The quest for high-quality data
Ihab Ilyas highlights the data-quality problem and describes the HoloClean framework, a state-of-the-art prediction engine for structured data with direct applications in detecting and repairing data errors, as well as imputing missing labels and values.
Talk Title | The quest for high-quality data |
Speakers | Ihab Ilyas (University of Waterloo) |
Conference | O’Reilly Artificial Intelligence Conference |
Conf Tag | Put AI to Work |
Location | London, United Kingdom |
Date | October 15-17, 2019 |
URL | Talk Page |
Slides | Talk Slides |
Video | Talk Video |
“AI starts with good data” is a statement that receives wide agreement from data scientists, analysts, and business owners.
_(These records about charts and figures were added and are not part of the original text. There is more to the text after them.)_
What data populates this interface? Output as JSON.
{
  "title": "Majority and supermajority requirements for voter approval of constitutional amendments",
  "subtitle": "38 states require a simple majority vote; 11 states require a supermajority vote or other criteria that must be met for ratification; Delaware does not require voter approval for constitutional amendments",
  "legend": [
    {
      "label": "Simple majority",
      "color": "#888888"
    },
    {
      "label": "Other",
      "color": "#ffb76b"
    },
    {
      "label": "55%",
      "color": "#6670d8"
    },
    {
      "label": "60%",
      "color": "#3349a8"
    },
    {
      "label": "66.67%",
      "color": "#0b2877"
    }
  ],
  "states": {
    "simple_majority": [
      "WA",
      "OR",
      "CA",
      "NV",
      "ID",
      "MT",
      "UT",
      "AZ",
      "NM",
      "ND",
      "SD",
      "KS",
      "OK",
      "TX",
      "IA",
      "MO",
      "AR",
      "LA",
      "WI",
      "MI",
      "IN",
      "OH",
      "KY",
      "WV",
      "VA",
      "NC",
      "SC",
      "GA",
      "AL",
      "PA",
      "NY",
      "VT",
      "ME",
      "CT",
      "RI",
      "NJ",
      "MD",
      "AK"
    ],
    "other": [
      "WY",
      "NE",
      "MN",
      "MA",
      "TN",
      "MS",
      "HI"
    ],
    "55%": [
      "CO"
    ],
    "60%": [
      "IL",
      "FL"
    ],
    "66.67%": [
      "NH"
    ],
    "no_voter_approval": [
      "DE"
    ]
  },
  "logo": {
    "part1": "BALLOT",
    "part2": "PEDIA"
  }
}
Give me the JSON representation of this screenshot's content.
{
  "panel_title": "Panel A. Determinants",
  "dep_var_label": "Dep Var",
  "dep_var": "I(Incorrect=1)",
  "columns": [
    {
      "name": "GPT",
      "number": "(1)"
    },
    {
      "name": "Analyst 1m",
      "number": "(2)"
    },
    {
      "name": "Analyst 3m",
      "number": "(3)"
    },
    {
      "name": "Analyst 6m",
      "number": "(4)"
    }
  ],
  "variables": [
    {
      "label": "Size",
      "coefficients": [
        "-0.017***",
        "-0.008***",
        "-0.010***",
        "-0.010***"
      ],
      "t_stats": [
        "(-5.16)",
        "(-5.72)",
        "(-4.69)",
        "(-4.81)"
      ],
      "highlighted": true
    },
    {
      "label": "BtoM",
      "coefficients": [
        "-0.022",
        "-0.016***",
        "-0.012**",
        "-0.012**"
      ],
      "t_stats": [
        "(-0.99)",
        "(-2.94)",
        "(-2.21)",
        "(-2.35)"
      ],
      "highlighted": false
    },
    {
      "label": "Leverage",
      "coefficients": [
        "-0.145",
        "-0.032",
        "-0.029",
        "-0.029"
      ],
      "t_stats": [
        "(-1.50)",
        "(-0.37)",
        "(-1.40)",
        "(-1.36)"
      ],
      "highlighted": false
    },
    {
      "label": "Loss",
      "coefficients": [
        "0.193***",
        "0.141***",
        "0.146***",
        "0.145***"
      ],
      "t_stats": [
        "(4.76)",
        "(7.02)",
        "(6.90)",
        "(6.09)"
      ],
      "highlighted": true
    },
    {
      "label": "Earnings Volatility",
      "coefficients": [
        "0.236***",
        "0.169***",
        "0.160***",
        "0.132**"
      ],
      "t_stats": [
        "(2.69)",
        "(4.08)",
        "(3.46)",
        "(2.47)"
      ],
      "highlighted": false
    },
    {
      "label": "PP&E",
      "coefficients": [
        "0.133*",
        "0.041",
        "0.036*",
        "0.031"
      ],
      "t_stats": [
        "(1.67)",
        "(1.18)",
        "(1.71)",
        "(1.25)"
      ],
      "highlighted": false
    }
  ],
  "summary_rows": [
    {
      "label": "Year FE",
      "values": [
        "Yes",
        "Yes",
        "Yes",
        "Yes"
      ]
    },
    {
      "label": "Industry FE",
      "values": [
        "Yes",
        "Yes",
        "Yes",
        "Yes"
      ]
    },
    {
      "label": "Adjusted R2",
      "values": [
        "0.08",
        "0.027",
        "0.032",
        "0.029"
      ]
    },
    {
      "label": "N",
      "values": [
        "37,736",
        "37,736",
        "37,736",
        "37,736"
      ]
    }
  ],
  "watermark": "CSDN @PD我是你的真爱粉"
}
There has been a significant increase in our ability to build complex AI models for prediction, classification, and various analytics tasks, and there’s an abundance of (fairly easy to use) tools that allow data scientists and analysts to provision complex models within days. However, the lack of data or data-quality issues remains the main bottleneck holding back further adoption of AI technologies. Even with advances in building robust models, the reality is that noisy data and incomplete data remain the biggest hurdles to effective end-to-end solutions. Multiple studies prove that cleaning data is a much more effective investment than enhancing learning robustness. Ihab Ilyas highlights this data quality problem and describes the HoloClean framework, a state-of-the-art prediction engine for structured data with direct applications in detecting and repairing data errors, as well as imputing missing labels and values. The framework uses techniques such as data augmentation and self-supervised learning to build models that describe how data is generated and how errors and anomalies are introduced.